Pantas Migor Langka dan Mahal di Sumut, Rupanya Ini Penyebabnya

“Saat ini masyarakat kesulitan mendapatkan minyak goreng sementara ada perusahaan yang tidak menyalurkannya,” ujar Naslindo.

Pihaknya juga meminta kepada pimpinan perusahaan tersebut agar hari itu juga segera  menyalurkan migor tersebut ke distributor distributor yang ada di wilayah Provinsi Sumut, supaya kelangkaan segera teratasi.

‘Kita akan terus melakukan monitoring dan sidak ke produsen dan distrubutor lainnya untuk memastikan tidak ada yang melakukan penimbunan.
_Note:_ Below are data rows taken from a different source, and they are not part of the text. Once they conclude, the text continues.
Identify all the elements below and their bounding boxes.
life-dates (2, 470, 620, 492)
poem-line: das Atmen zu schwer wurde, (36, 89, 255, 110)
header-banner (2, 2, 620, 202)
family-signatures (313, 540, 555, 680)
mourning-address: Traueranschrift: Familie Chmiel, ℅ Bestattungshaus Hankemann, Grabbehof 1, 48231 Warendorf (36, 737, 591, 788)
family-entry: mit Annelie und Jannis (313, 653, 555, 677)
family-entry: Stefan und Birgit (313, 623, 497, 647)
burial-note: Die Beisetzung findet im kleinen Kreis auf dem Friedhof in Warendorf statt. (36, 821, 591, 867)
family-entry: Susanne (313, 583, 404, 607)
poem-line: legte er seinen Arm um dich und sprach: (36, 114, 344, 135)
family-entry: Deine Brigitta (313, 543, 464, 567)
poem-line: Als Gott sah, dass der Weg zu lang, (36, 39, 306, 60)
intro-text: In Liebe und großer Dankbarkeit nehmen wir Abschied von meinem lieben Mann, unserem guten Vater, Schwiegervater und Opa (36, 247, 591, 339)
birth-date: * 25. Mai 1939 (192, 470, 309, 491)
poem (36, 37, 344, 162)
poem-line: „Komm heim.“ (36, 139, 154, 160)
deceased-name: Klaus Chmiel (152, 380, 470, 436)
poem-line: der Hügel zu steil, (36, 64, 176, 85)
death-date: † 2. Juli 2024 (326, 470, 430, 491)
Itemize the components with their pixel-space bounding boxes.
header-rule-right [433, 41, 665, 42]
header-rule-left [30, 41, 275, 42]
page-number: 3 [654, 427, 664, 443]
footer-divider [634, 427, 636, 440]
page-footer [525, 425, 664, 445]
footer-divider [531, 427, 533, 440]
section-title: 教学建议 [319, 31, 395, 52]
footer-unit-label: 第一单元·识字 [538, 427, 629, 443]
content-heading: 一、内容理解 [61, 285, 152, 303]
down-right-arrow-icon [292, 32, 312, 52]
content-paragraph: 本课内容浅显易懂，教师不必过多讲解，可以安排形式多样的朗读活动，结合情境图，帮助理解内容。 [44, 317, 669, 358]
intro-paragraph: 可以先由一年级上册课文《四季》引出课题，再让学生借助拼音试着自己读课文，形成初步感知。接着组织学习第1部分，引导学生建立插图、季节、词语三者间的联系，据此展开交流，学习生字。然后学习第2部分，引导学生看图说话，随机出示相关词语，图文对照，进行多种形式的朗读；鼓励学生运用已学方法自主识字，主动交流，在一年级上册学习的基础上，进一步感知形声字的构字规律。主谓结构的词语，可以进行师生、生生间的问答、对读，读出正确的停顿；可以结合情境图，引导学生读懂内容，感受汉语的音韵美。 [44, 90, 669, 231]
Kita tau bahwa minyak goreng ini adalah salah satu kebutuhan utama masyarakat, apabila langka dan harga naik, maka akan memicu inflasi yang berakibat buruk pada perekonomian,” tegasnya.

Karenanya dia mengimbau kepada produsen, distributor dan pedagang jangan sekali-kali melakukan penimbunan terhadap bahan pangan yang diperdagangkan, sebab itu dilarang oleh Undang-undang dan sanksinya bisa sampai pidana.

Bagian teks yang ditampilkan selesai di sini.